Scott,

>>Eric Fleischman wrote:
>> appears on a different layer of the protocol stack), there is no 
>> liveness problem (nor can there be one). Rather, the "liveness
problem"
>> described in draft-meyer-loc-id-implications-00.txt is a generic 
>> problem of map-and-encaps systems, not of RLOC-EID. The title and
text 
>> of draft-meyer-loc-id-implications-00.txt is therefore
inappropriately 
>> scoped as being caused by RLOC-EID when it is rather a common 
>> attribute of map-and-encaps. Note that LISP is a map-and-encaps
system.

>Scott Brim wrote:
>I don't see it.  HIP properly removes dependency on location-based 
>names from identification functions, but it does nothing to solve 
>the multipath problem.  You still need to find viable paths, ascertain 
>that multiple locators refer to the same entity (difficult when one or 
>both are moving -- rendezvous servers may be required, tsk), detect
path 
>failure and switch to another one.  The same is true for Shim6, or 
>Trilogy multipathing ... or anything where you have the chance of using

>multiple paths.  A simple host in a simple PI-based AS can't, and
therefore 
>doesn't have a problem to solve.  Adding HIP in fact makes the problem
possible.

Thank you for sharing your insights. Concerning this specific insight, I
believe that what RLOC-EID split systems like HIP primarily do is to
disambiguate the semantic confusion so that routing (i.e., RLOC) issues
are local to the IP layer and EID concepts are local to the HIP session
layer. 

I fully concur with you that the IP (routing) layer is responsible to
find viable paths between RLOCs, which can be challenging in the highly
mobile environments in which I primarily focus. 

Our research has demonstrated that a key benefit of HIP in highly mobile
environments is that the HIP session layer provides a buffer that
shields the transport and application layers from network effects such
as multihoming and mobility. Our experiments have demonstrated session
persistence even within highly unstable network environments caused by
substantial MANET mobility. We have demonstrated that HIP session layers
simply need not care about underlying IP layer issues such as whether
the underlying network is using IPv4 or IPv6. We've demonstrated HIP
sessions that cleanly and transparently persisted through real-time
underlying network swaps from IPv4 to IPv6 and back.

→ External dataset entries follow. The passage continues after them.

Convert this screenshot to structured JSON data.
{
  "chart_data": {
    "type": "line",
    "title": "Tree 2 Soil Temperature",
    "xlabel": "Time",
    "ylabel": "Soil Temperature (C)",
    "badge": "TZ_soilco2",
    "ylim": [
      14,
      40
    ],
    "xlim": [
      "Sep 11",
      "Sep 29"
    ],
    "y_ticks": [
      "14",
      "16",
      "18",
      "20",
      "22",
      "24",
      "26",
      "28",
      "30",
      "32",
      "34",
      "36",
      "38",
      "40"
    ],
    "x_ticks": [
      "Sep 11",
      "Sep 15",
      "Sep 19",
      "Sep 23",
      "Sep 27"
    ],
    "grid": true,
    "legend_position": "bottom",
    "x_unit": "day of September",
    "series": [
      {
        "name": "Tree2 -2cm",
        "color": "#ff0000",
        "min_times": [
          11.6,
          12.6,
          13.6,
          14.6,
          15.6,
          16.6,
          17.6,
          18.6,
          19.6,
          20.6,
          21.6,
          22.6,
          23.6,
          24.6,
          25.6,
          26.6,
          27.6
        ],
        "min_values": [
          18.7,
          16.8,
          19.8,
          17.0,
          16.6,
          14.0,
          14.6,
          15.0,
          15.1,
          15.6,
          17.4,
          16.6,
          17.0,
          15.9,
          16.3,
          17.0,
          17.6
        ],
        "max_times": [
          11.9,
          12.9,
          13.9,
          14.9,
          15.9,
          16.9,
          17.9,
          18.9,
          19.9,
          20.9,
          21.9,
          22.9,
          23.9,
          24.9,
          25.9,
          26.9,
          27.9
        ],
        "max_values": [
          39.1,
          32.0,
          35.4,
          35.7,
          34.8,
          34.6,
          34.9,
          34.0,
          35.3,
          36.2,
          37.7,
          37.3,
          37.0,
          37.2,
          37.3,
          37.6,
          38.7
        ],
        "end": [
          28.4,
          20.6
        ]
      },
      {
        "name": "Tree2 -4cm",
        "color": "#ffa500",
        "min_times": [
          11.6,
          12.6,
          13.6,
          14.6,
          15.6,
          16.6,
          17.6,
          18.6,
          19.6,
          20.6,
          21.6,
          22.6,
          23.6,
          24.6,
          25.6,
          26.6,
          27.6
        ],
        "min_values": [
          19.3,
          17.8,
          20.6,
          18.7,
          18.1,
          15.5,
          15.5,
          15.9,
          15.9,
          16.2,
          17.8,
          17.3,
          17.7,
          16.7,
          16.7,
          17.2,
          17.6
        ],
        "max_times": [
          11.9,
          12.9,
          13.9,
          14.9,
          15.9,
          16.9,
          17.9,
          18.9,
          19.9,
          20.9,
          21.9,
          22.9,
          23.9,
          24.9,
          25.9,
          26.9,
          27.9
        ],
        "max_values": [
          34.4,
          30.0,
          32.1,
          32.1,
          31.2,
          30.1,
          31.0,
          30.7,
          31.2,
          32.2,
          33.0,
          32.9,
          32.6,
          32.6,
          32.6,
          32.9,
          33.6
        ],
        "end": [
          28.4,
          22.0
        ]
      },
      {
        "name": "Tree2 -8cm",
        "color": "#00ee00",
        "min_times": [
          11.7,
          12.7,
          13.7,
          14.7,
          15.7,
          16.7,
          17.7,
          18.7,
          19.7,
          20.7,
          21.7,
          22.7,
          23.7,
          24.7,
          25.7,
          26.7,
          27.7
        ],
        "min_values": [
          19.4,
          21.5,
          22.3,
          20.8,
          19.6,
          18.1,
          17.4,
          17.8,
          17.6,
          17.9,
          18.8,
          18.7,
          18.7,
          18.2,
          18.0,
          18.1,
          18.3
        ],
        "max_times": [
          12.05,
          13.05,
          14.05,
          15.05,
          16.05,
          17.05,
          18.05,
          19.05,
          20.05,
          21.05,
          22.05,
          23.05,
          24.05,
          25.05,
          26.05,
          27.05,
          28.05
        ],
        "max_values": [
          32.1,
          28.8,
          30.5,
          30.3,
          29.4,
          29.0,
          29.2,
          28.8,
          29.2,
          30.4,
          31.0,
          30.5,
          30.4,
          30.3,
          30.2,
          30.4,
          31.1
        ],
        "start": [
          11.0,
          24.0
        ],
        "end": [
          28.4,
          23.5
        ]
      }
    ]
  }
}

In our private discussions I observed that because routing can only see
RLOCs and therefore can't discern the existence of multihoming,
multihoming needs to be handled at a layer that has visibility into EIDs
where it can be seen. I received strong push-back on that private list
to my suggestion that multihoming should be an optional service function
of the session layer, perhaps using an optional timer value in the
session layer to substitute a different RLOC source ID value in the
underlying local IP layer if the current RLOC hasn't received any
traffic in a given time quantum. 

I am comfortable receiving push-back on my suggestion in the previous
paragraph because this idea of mine hasn't been adequately examined.
What I am not comfortable with is any approach that attempts to solve
multi-homing at the IP layer because I believe that routing should
solely aggregate and forward packets based on RLOCs -- anything else
needlessly complicates routing and harms Internet performance and
scaling. Therefore, multihoming is not a function of the IP layer. I
realize that this belief of mine conflicts with IETF work and thought
(e.g., the domain discussed by draft-meyer-loc-id-implications-00.txt),
but this nevertheless is how I see things.